手ぬぐいをもって、昨日の効能のある湧き水を無駄にしちゃったな……とぼんやり考えながら千鶴が帰り道をあるいていると、どこからから小さな叫び声が聞こえてきたような気がした。
「……?」
千鶴は足を止めて回りを見てみるが、特に何もいない。気のせいかと歩き出したとき、今度はドサッと何か大きなものを地面に投げ落とすような音がした。直後に男の叫び声。「うわあああ!」「あんた!」
男の叫び声の後に聞こえてきたのは、女の声で、どこか聞き覚えがあるような気がする。千鶴は、声のした方に向かって足を速めた。道の脇の林を入っていくと小さな廃寺がありそこの境内に何人かの人影が見える。見事な桜の木が、忘れ去られた寺に花をまき散らしている。
その桜の舞い散る中に立っている男が四人。地面に倒れている男が二人に、座り込んで後ずさりをしているのが一人。その後ろに女が一人。
大きな荷物が地面に転がって、男が一人その荷物をあさっている。
「これで全部か?」
「お金は、お金は持って行っていいから命だけは……!」
「これで全部かと聞いてるんだ!命が惜しいんなら金のありかを言え!」
立っている男がすらりと腰から刀を抜いた。
「!!」
木の陰から見ていた千鶴は息をのんだ。あの人は、前になんどか一緒になった目つきの悪い四人組だ。あの峠の山小屋で話しかけてきた嫌な感じの…。そして地面に倒れているのはお世話になった行商の一団の中の数人ではないか。

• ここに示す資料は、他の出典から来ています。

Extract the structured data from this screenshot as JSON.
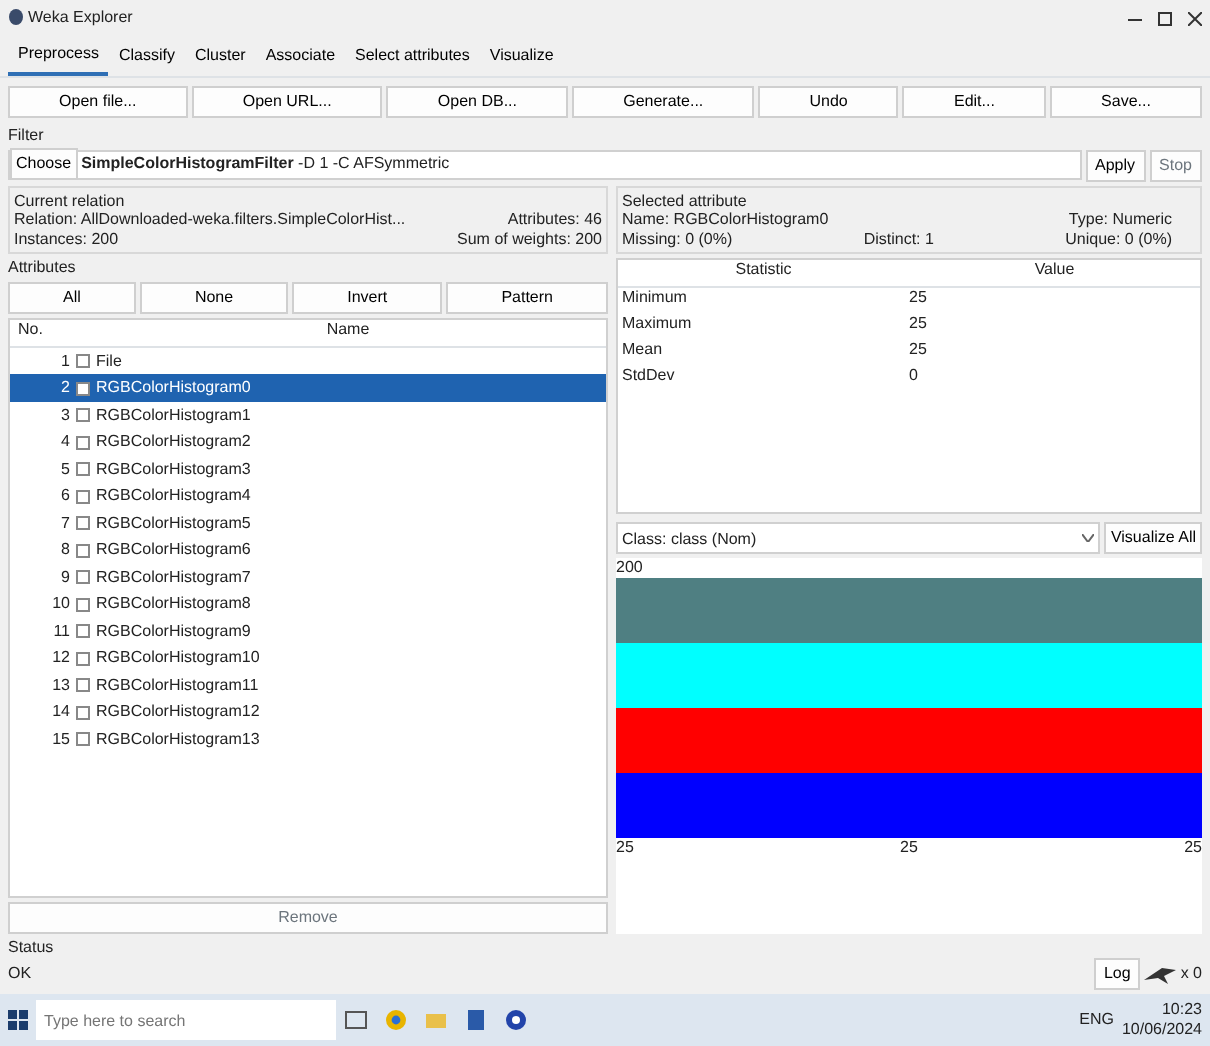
{
  "window": {
    "title": "Weka Explorer"
  },
  "tabs": [
    {
      "label": "Preprocess",
      "selected": true
    },
    {
      "label": "Classify",
      "selected": false
    },
    {
      "label": "Cluster",
      "selected": false
    },
    {
      "label": "Associate",
      "selected": false
    },
    {
      "label": "Select attributes",
      "selected": false
    },
    {
      "label": "Visualize",
      "selected": false
    }
  ],
  "toolbar": [
    "Open file...",
    "Open URL...",
    "Open DB...",
    "Generate...",
    "Undo",
    "Edit...",
    "Save..."
  ],
  "filter": {
    "heading": "Filter",
    "choose": "Choose",
    "name": "SimpleColorHistogramFilter",
    "options": "-D 1 -C AFSymmetric",
    "apply": "Apply",
    "stop": "Stop"
  },
  "relation": {
    "heading": "Current relation",
    "relation": "Relation: AllDownloaded-weka.filters.SimpleColorHist...",
    "attributes": "Attributes: 46",
    "instances": "Instances: 200",
    "weights": "Sum of weights: 200"
  },
  "selected": {
    "heading": "Selected attribute",
    "name": "Name: RGBColorHistogram0",
    "type": "Type: Numeric",
    "missing": "Missing: 0 (0%)",
    "distinct": "Distinct: 1",
    "unique": "Unique: 0 (0%)"
  },
  "attributes": {
    "heading": "Attributes",
    "buttons": [
      "All",
      "None",
      "Invert",
      "Pattern"
    ],
    "columns": [
      "No.",
      "Name"
    ],
    "rows": [
      {
        "no": "1",
        "name": "File",
        "checked": false,
        "selected": false
      },
      {
        "no": "2",
        "name": "RGBColorHistogram0",
        "checked": false,
        "selected": true
      },
      {
        "no": "3",
        "name": "RGBColorHistogram1",
        "checked": false,
        "selected": false
      },
      {
        "no": "4",
        "name": "RGBColorHistogram2",
        "checked": false,
        "selected": false
      },
      {
        "no": "5",
        "name": "RGBColorHistogram3",
        "checked": false,
        "selected": false
      },
      {
        "no": "6",
        "name": "RGBColorHistogram4",
        "checked": false,
        "selected": false
      },
      {
        "no": "7",
        "name": "RGBColorHistogram5",
        "checked": false,
        "selected": false
      },
      {
        "no": "8",
        "name": "RGBColorHistogram6",
        "checked": false,
        "selected": false
      },
      {
        "no": "9",
        "name": "RGBColorHistogram7",
        "checked": false,
        "selected": false
      },
      {
        "no": "10",
        "name": "RGBColorHistogram8",
        "checked": false,
        "selected": false
      },
      {
        "no": "11",
        "name": "RGBColorHistogram9",
        "checked": false,
        "selected": false
      },
      {
        "no": "12",
        "name": "RGBColorHistogram10",
        "checked": false,
        "selected": false
      },
      {
        "no": "13",
        "name": "RGBColorHistogram11",
        "checked": false,
        "selected": false
      },
      {
        "no": "14",
        "name": "RGBColorHistogram12",
        "checked": false,
        "selected": false
      },
      {
        "no": "15",
        "name": "RGBColorHistogram13",
        "checked": false,
        "selected": false
      }
    ],
    "remove": "Remove"
  },
  "statistics": {
    "columns": [
      "Statistic",
      "Value"
    ],
    "rows": [
      {
        "name": "Minimum",
        "value": "25"
      },
      {
        "name": "Maximum",
        "value": "25"
      },
      {
        "name": "Mean",
        "value": "25"
      },
      {
        "name": "StdDev",
        "value": "0"
      }
    ]
  },
  "class_select": {
    "value": "Class: class (Nom)",
    "visualize": "Visualize All"
  },
  "histogram": {
    "count_label": "200",
    "axis_labels": [
      "25",
      "25",
      "25"
    ],
    "segments": [
      {
        "color": "#4f7f82"
      },
      {
        "color": "#00ffff"
      },
      {
        "color": "#ff0000"
      },
      {
        "color": "#0000ff"
      }
    ]
  },
  "status": {
    "heading": "Status",
    "text": "OK",
    "log": "Log",
    "count": "x 0"
  },
  "taskbar": {
    "search_placeholder": "Type here to search",
    "tray": "ENG",
    "time": "10:23",
    "date": "10/06/2024"
  }
}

千鶴はすぐに立ち上がると身をひるがえした。宿に帰って知らせないと。東海道、西国街道沿いには道中の治安をまもるために地元の住民が自警団をつくったり腕に覚えがある浪人を雇い治安維持にあたらせている。あの宿屋にもそういう人がいるはずだ。
走り出そうとした千鶴は、足元にあった大きな石に気づかずに転んでしまった。
冬の間の枯葉と枯れ枝が、ガサガサ!と大きな音を立てる。千鶴がはっとして境内の方を見ると、立っていた四人組がこちらを見た。

見つかった……!

千鶴は慌てて立ち上がると走り出した。
「お嬢ちゃん!」
行商の女の叫び声が背後に聞こえる。「見られたぞ!殺せ!」仲間の男の声も聞こえる。千鶴は自分の心臓の音が耳の奥で大きく鳴っているのを聞きながら必死で走った。すぐ後ろにガサガサッという大きな音がせまってくる。
「あっ!」
カチャリという刀の音を聞いて、千鶴はよけようと反転した拍子に地面に転がった。
見上げると男が一人、刀を持って立っている。
新選組で見慣れている千鶴には、男の刀の持ち方が武士のものではなく型などなにもないものだとわかった。物盗りのため、自分たちの欲のためにふる刀だ。大義も志も何もない。事実男の目には、弱い獲物を追い詰めたという嗜虐性の光しかなかった。
「かわいそうにな、若いのに。いらんもんを見ちまった自分の運の悪さを恨むんだな。あの行商の一団は京からずっと後をつけて金をもうけるのをじっと待ってたんだ。わかるか?収穫なんだよ、今が」
「……」
じり、と近寄ってくる男に、千鶴もじり、と座りながら後ろに下がる。圧倒的に有利という油断から気持ちよく話している男の隙をついて、千鶴は手のひらに掴んだ土や枯葉を男の目を目がけて投げつけた。同時に立ち上がり走り出す。
「わっ!この…!」
男がやみくもに伸ばした手に、運悪く千鶴のたもとがふれてしまった。力任せに引っ張られ、千鶴は再び地面にひきたおされる。
「きゃあ!」
思わずあげた悲鳴と同時に、男が刀を自分の上に振り上げるのが見えた。

もうだめ……!

観念してぎゅっと目をつぶる直前に、視界の端に茶色の矢のようなものが一直線に走るのが見えた。
「ぎゃあ!」
それと同時に男の叫び声。驚いて千鶴が目を開けると、男が自分の片足を必死で振り回している。
乱暴に蹴り飛ばそうとしているその足首には、あの仔犬がかみついていた。
「わんちゃん!」
「この…!クソ犬!離せ!」
男が足にかぶりついている犬を蹴り飛ばし、仔犬は「キャン!」という鳴き声とともに蹴り飛ばされ近くの木にぶつかって倒れた。「わんちゃん!」駆け寄ろうとした千鶴の襟首を捕まえて、男は今度は本当に忌々しそうに引き倒した。
「とっとと殺してやる!」

振り上げが刀が振り下ろされる直前、男の背中から血しぶきが散った。
「!」
千鶴が目を見開いてみている目の前で、男は驚愕の表情でゆっくりと倒れていく。
その後ろにいたのは、抜き身の刀を構えた斎藤だった。